Рози молча смотрела, как Аврора поедает пирог и мороженое, и ее взгляд, полный сурового презрения, говорил, что ей доподлинно известно, что ее собственный вес составляет сорок четыре килограмма и что остальные завсегдатаи бара «Поросенок» представляют собой типичный набор обломков крушения человечества. Большинство же посетителей, утомленные жизнью, но тем не менее не лишенные любознательности, и недоумевали, с чего бы это Авроре, женщине, у которой денег наверняка хватило бы, чтобы бывать и в более респектабельных заведениях, вновь и вновь приезжать в «Поросенок» в сопровождении крохотной старушки с растрепанными волосами, которая, как им подсказывала проницательность, была одной из тех штучек, что водятся где-то там, в Луизиане.

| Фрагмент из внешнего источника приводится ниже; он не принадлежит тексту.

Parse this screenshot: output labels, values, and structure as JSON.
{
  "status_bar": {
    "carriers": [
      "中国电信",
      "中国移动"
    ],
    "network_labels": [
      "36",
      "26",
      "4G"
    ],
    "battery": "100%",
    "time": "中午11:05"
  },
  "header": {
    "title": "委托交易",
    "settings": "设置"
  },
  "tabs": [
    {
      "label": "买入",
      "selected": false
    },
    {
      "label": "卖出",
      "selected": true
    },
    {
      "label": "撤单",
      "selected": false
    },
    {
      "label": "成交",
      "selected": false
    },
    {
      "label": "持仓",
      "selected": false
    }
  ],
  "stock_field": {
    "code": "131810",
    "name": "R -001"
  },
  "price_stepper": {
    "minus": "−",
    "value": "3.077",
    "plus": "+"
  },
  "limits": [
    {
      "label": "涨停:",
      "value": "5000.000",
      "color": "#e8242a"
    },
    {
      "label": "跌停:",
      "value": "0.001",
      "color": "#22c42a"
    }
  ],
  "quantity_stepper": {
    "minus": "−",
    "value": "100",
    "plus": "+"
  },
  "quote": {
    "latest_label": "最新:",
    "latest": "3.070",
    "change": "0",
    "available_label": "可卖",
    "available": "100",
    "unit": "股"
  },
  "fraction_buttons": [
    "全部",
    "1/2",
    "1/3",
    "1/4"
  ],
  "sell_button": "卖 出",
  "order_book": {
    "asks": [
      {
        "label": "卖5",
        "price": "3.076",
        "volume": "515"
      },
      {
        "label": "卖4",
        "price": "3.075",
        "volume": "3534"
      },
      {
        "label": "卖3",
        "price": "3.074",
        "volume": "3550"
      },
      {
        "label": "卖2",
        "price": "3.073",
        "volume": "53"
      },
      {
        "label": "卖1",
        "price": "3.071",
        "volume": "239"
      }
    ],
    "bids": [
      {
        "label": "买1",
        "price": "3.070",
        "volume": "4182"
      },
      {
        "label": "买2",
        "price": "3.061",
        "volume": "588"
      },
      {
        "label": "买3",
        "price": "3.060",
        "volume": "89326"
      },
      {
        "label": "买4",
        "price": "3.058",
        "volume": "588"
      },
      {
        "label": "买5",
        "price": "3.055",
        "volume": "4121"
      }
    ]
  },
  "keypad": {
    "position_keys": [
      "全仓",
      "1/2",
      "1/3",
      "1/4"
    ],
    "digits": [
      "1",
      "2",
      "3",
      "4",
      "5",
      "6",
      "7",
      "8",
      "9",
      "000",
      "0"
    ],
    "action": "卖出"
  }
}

Как и многие прочие жители северной части Хьюстона, посетители «Поросенка» привыкли принимать жизнь такой, какая она есть, и не торопились жить. Несколько пухленьких донжуанов в ярких гавайских рубахах находили в себе силы пофлиртовать с Мардж или с другой официанткой, а водители грузовиков и коммивояжеры, слишком хорошо знавшие, что время — деньги, забегали сюда, чтобы съесть чизбургер или несколько яиц и исчезнуть. Большинство же посетителей никуда не спешили — жизненный опыт подсказывал им, что влажный климат Хьюстона легче всего переносить, если плавно нести себя по жизни — делая один шаг в минуту и думая со скоростью одна мысль в минуту.
Аврора пока еще не была готова к тому, чтобы перестать злиться на эту подлую Джулию. Но ее выводило из себя то, что Томми совершенно не интересовало, что она сердится на Джулию. Он никак не реагировал, когда она заводила о той речь.
— Джулия была такая белочка-хитрюшка, — как-то обмолвился он. Это было все, что он о ней сказал.
— В семьях военных часто что-нибудь происходит, — произнесла Аврора. Она доела пирог и достала зеркальце, но ей было почти неинтересно, как она выглядит, и заниматься своим лицом она не стала. Пусть все остается, как есть, — хоть до ее смертного часа или, по крайней мере, до возвращения домой.
— Генерал — тоже из военной семьи, — напомнила ей Рози. — Хотя неприятностей от него одного раз в пять-шесть больше, чем от целой семьи военных. Я сомневаюсь, чтобы он хоть раз на минуту не сомкнул ночью глаз.
— Ты не права, — перебила ее Аврора. — Из-за меня у него были тысячи минут, когда он не смыкал глаз. Уж я-то могу так вывести его из себя, что ему уже не до сна.
Генералу Гектору Скотту, любовнику Авроры, было восемьдесят шесть лет, и это совсем его не радовало. Еще менее радовало его то обстоятельство, что три недели назад ему удалось нарушить разом все известные законы физики и опрокинуть на себя тележку с разными причиндалами для игры в гольф. При этом генерал получил перелом обеих ног и бедра. Сейчас он выздоравливал, но так медленно! Он жил у Авроры, и ему приходилось все время сидеть на застекленной веранде второго этажа, примыкающей к спальне Авроры.